ML336 enables external control of transgene expression from the srIκBα-Smad7-SOCS1 construct.

a, Representative images of EGFP (green) and mScarlet3 (red) expression over 13 days in FLS transfected with srIкBα-smad7-SOCS1. Cultures were treated with vehicle or 1 μM ML336, starting 1 day post-transfection. Scale bar = 5 mm.

b, Representative images of calcein AM staining on day 13 post-transfection. Scale bar = 5 mm.

c, Quantification of EGFP fluorescence intensity in srIκBα-Smad7-SOCS1-transfected FLS (n = 6 biological replicates). Cultures were treated with vehicle or 1 μM ML336 (treatment period indicated by shading). EGFP fluorescence was significantly lower in ML336-treated cultures compared to vehicle-treated cultures on day 7. Statistical significance relative to vehicle-treated cells was determined by two-way RM ANOVA with Greenhouse–Geisser correction and Dunnett’s multiple comparisons test. #P<0.05, ###P<0.01.

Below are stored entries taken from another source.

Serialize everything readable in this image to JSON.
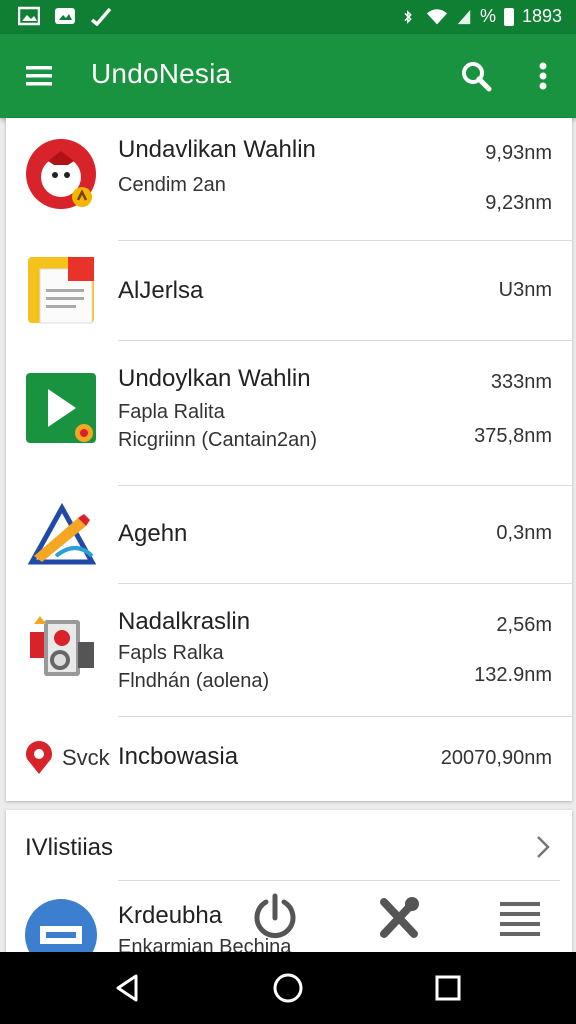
{
  "status_bar": {
    "time": "1893",
    "icons": [
      "image-icon",
      "photo-icon",
      "signal-check-icon",
      "bluetooth-icon",
      "wifi-icon",
      "cell-signal-icon",
      "percent-icon"
    ],
    "battery_text": "%"
  },
  "app_bar": {
    "title": "UndoNesia",
    "color": "#1a9340",
    "actions": [
      "search-icon",
      "more-vert-icon"
    ]
  },
  "list": [
    {
      "title": "Undavlikan Wahlin",
      "subtitle": "Cendim 2an",
      "value_top": "9,93nm",
      "value_bottom": "9,23nm",
      "icon": "red-mascot-icon"
    },
    {
      "title": "AlJerlsa",
      "value": "U3nm",
      "icon": "document-icon"
    },
    {
      "title": "Undoylkan Wahlin",
      "subtitle1": "Fapla Ralita",
      "subtitle2": "Ricgriinn (Cantain2an)",
      "value_top": "333nm",
      "value_bottom": "375,8nm",
      "icon": "play-icon"
    },
    {
      "title": "Agehn",
      "value": "0,3nm",
      "icon": "pencil-triangle-icon"
    },
    {
      "title": "Nadalkraslin",
      "subtitle1": "Fapls Ralka",
      "subtitle2": "Flndhán (aolena)",
      "value_top": "2,56m",
      "value_bottom": "132.9nm",
      "icon": "device-collage-icon"
    },
    {
      "prefix": "Svck",
      "title": "Incbowasia",
      "value": "20070,90nm",
      "icon": "location-pin-icon"
    }
  ],
  "section": {
    "title": "IVlistiias",
    "item_title": "Krdeubha",
    "item_subtitle": "Enkarmian Bechina"
  },
  "nav": [
    "back-icon",
    "home-icon",
    "recents-icon"
  ]
}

d, Quantification of mScarlet3 fluorescence intensity in srIκBα-Smad7-SOCS1-transfected FLS (n = 6 biological replicates). Cultures were treated with vehicle or 1 μM ML336 (treatment period indicated by shading). mScarlet3 fluorescence was significantly lower in ML336-treated cultures compared to vehicle-treated cultures beginning on day 3. Statistical significance relative to vehicle-treated cells was determined by two-way RM ANOVA with Greenhouse–Geisser correction and Dunnett’s multiple comparisons test. #P<0.05, ##P<0.01, ###P<0.001.

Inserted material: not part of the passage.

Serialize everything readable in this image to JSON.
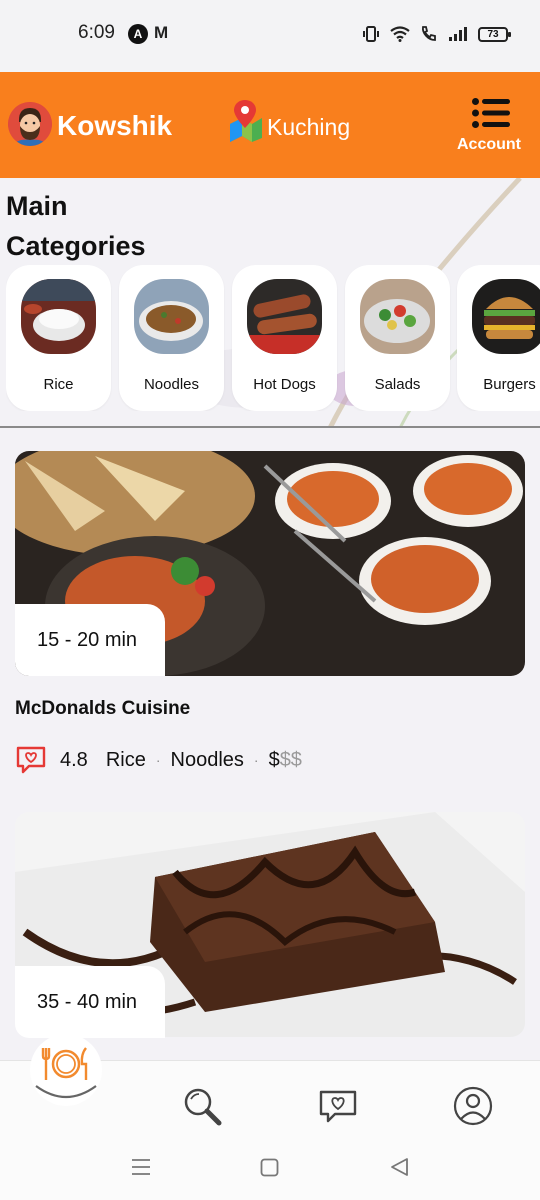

e, Quantification of calcein AM staining on day 13 post-transfection, following 12 days of vehicle or ML336 treatment (n = 6 biological replicates). Cultures treated with ML336 showed no significant difference in calcein AM signal compared to mock transfection, while vehicle-treated cultures exhibited significantly lower calcein AM signals compared to both mock-transfected and ML336-treated cultures. Connecting lines indicate responses from the same biological replicate. Statistical significance was determined by one-way RM ANOVA with Greenhouse–Geisser correction and Tukey’s multiple comparisons test. **P<0.01, ***P<0.001.

Data were normalized to BioTracker intensity on day 0 and are presented as mean ± SEM.